When have the articles been edited?

Authors:

  • Lisa Krieg
  • Giorgio Uboldi
  • Louis Dijkstra

Tools:

Data source(s):

  • Wikipedia API, English language, accessed between 11-15th July 2016

Data file(s):

Introduction and “How to read”

In order to get a better insight into the dynamics of contribution to the substance articles, we build this map. It shows the number of edits over time, i.e. the number of contributions to the article by Wikipedia users. A high number of edits can be due to increasing public (or specialist) interest in the substance, due to disagreements in the editor community, and due to growing available knowledge about a substance. It can also be due to maintenance work, such as formatting and adding info boxes. The normalized view of the map removes relative differences between pages with many and little edits overall, and only shows the relative edits changes. The absolute view also gives an indication which pages have more and less contributions in absolute numbers, but the changes can be less clear.

How the map is built

  1. We selected 9 wikipedia article URLs and for each of them we used wikipedia2geo to get all the edits.
  2. We merged the files and we used Tableau to explore the data.
  3. The final visualization is implemented in d3.js

Bias(es) and findings

There are several interesting observations that be made on this map. Comparing the pages of Cannabis and Cannabis (drug), it can be seen that the latter is a result of splitting the former page. Since the inception of the second page, both pages are contributed to in similar numbers. Generally speaking, both pages about Cannabis, and the articles about LSD, MDMA, and Psylocibin Mushroom have most of their contributions between 2004 and 2010. After this, much less edits appear. This coincides with the general development of Wikipedia, where the number of newly created articles peaked in 20071. A few articles are notable exceptions: The Ayahuasca article shows a rather stable number of edits until today, as does the article about DMT. Ketamine goes in the same direction, albeit a bit less stable, and Psylocibin has relatively low stable numbers of edits, apart from a peak in 2012. More qualitative in depth research is necessary to explain these differences.

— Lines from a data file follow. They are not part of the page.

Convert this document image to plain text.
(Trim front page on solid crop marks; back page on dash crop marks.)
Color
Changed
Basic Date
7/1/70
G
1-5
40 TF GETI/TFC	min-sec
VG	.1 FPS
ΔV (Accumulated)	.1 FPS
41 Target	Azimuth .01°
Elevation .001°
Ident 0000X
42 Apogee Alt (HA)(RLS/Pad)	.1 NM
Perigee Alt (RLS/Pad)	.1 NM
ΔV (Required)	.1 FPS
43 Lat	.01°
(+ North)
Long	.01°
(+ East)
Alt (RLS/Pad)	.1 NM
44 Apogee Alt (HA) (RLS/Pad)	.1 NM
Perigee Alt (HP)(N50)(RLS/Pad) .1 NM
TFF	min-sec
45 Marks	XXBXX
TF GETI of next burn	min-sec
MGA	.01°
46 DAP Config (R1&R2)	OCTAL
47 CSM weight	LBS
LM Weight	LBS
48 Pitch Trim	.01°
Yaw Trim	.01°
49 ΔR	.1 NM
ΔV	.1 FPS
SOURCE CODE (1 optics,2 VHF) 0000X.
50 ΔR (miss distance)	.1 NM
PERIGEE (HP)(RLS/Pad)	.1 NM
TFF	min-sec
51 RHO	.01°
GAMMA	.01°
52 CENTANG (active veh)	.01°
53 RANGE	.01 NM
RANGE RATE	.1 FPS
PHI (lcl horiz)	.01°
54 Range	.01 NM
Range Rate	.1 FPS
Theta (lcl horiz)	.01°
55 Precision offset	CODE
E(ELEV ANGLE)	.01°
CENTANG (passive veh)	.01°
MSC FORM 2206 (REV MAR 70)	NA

The articles about Ayahuasca and MDMA will be analyzed in more depth on this site, and some of their major differences will be explained.

The bias of this map lies in the distant view it provides. It only shows the changes of the number of edits, and not what caused them. It also does not show how significant a change was. Adding a whole new section of content regarding a substance thus counts as the same one edit as correcting a typo, or adding an obligatory info box.